Not an answer to your question, I'm afraid, but I'm firmly of the opinion that increasing Mathematica's reach in market X and field Y is strictly beyond the scope of this site. Such a joint undertaking on this site (if it were to happen) would also be complicated by the fact that user A and user B probably won't agree on the same X and Y.
This is solely WRI's responsibility, and they were fairly late to the game and introduced some much needed statistics/probability functionality only in version 7 and expanded in version 8. Same is the case with image processing functionality. In contrast, MathWorks has had statistical and image processing toolboxes (among several others) available for quite some time now. If you look at these facts, it's a no brainer as to why the adoption rates for Mathematica are so low — most people have had to roll their own, which is not fun when there's a reasonable and easy to use alternative that packages it all for you.
With that said, there is something that you (or someone else) can do (and the community can aid):
- Create packages/applications that aid the use of Mathematica in market X/field Y and release it to the world (or at least, the community here). I guess these will need to be fairly robust if it's going to be used by several people of varying expertise in Mathematica. Respond to bug reports and feature requests quickly to encourage people to support it.

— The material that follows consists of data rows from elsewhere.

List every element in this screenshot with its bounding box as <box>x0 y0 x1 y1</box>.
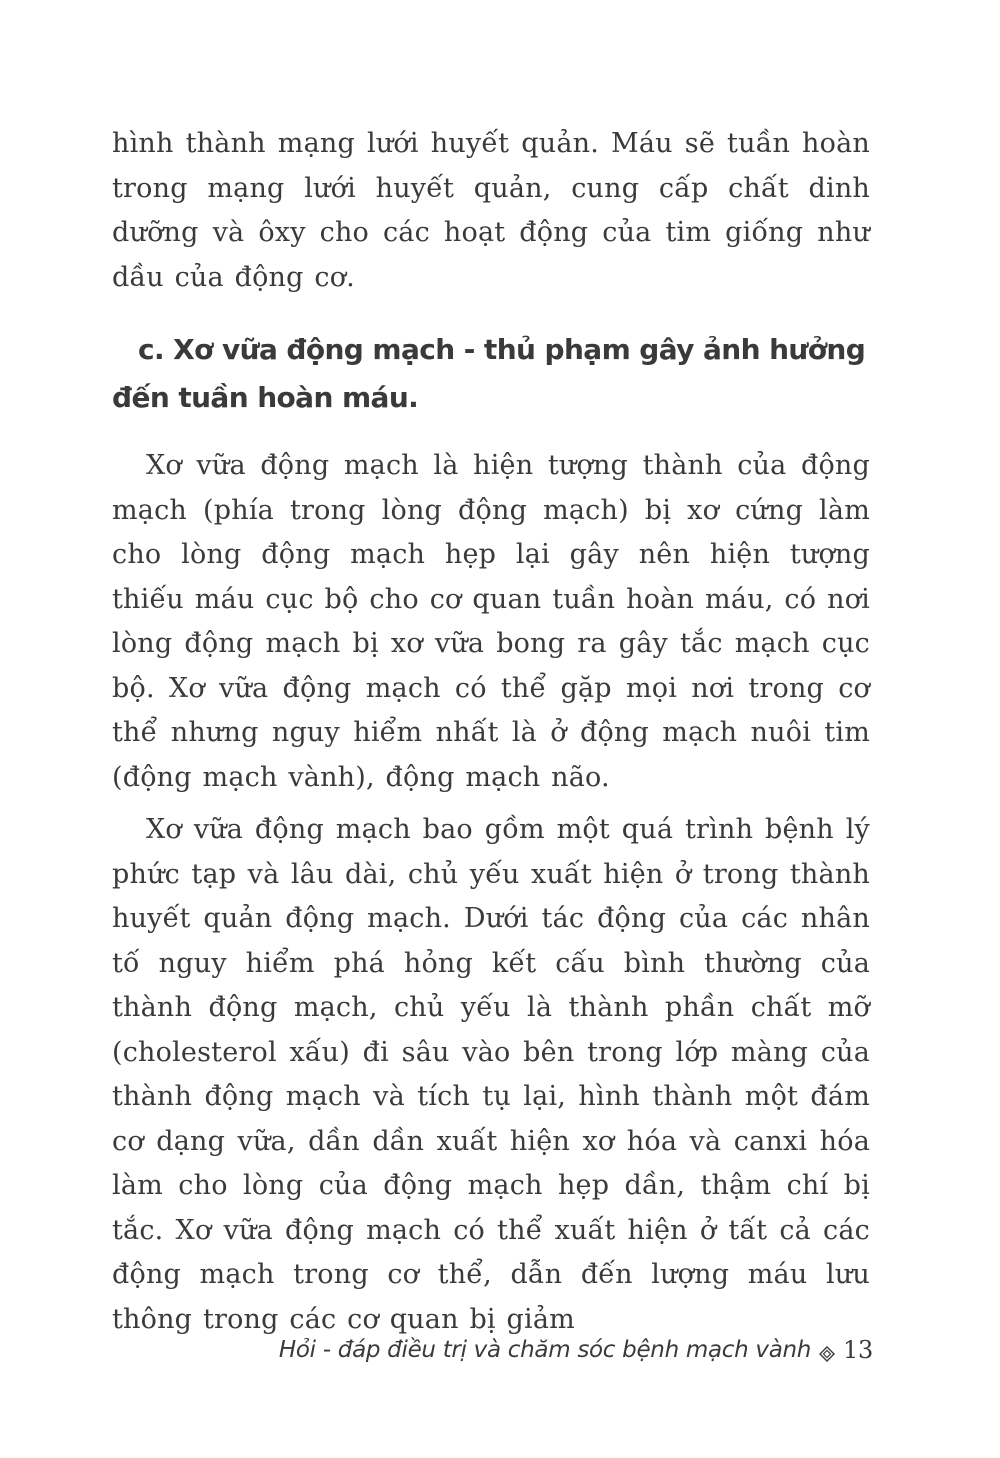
paragraph-2: Xơ vữa động mạch là hiện tượng thành của động mạch (phía trong lòng động mạch) bị xơ cứng làm cho lòng động mạch hẹp lại gây nên hiện tượng thiếu máu cục bộ cho cơ quan tuần hoàn máu, có nơi lòng động mạch bị xơ vữa bong ra gây tắc mạch cục bộ. Xơ vữa động mạch có thể gặp mọi nơi trong cơ thể nhưng nguy hiểm nhất là ở động mạch nuôi tim (động mạch vành), động mạch não. <box>112 450 870 793</box>
paragraph-3: Xơ vữa động mạch bao gồm một quá trình bệnh lý phức tạp và lâu dài, chủ yếu xuất hiện ở trong thành huyết quản động mạch. Dưới tác động của các nhân tố nguy hiểm phá hỏng kết cấu bình thường của thành động mạch, chủ yếu là thành phần chất mỡ (cholesterol xấu) đi sâu vào bên trong lớp màng của thành động mạch và tích tụ lại, hình thành một đám cơ dạng vữa, dần dần xuất hiện xơ hóa và canxi hóa làm cho lòng của động mạch hẹp dần, thậm chí bị tắc. Xơ vữa động mạch có thể xuất hiện ở tất cả các động mạch trong cơ thể, dẫn đến lượng máu lưu thông trong các cơ quan bị giảm <box>112 814 870 1335</box>
page-footer <box>0 1336 873 1364</box>
paragraph-1: hình thành mạng lưới huyết quản. Máu sẽ tuần hoàn trong mạng lưới huyết quản, cung cấp chất dinh dưỡng và ôxy cho các hoạt động của tim giống như dầu của động cơ. <box>112 128 870 293</box>
page-body <box>112 122 870 1342</box>
book-title: Hỏi - đáp điều trị và chăm sóc bệnh mạch vành <box>278 1337 812 1363</box>
page-number: 13 <box>843 1336 873 1364</box>
diamond-ornament-icon <box>819 1342 835 1358</box>
section-heading: c. Xơ vữa động mạch - thủ phạm gây ảnh hưởng đến tuần hoàn máu. <box>112 333 866 414</box>
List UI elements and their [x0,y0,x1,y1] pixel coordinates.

- Make use of the community promotion ads (which shows your ad on the main page) and get users interested.
- Write a book on how to use Mathematica for X (again, use the ads if you don't benefit commercially)
Eventually, if it is good, it'll gain the acceptance of users, who'll then probably convince someone using MATLAB/R to switch (it'll be a while before that happens for statistics/analytics, but it could be faster), who'll then... you get the idea.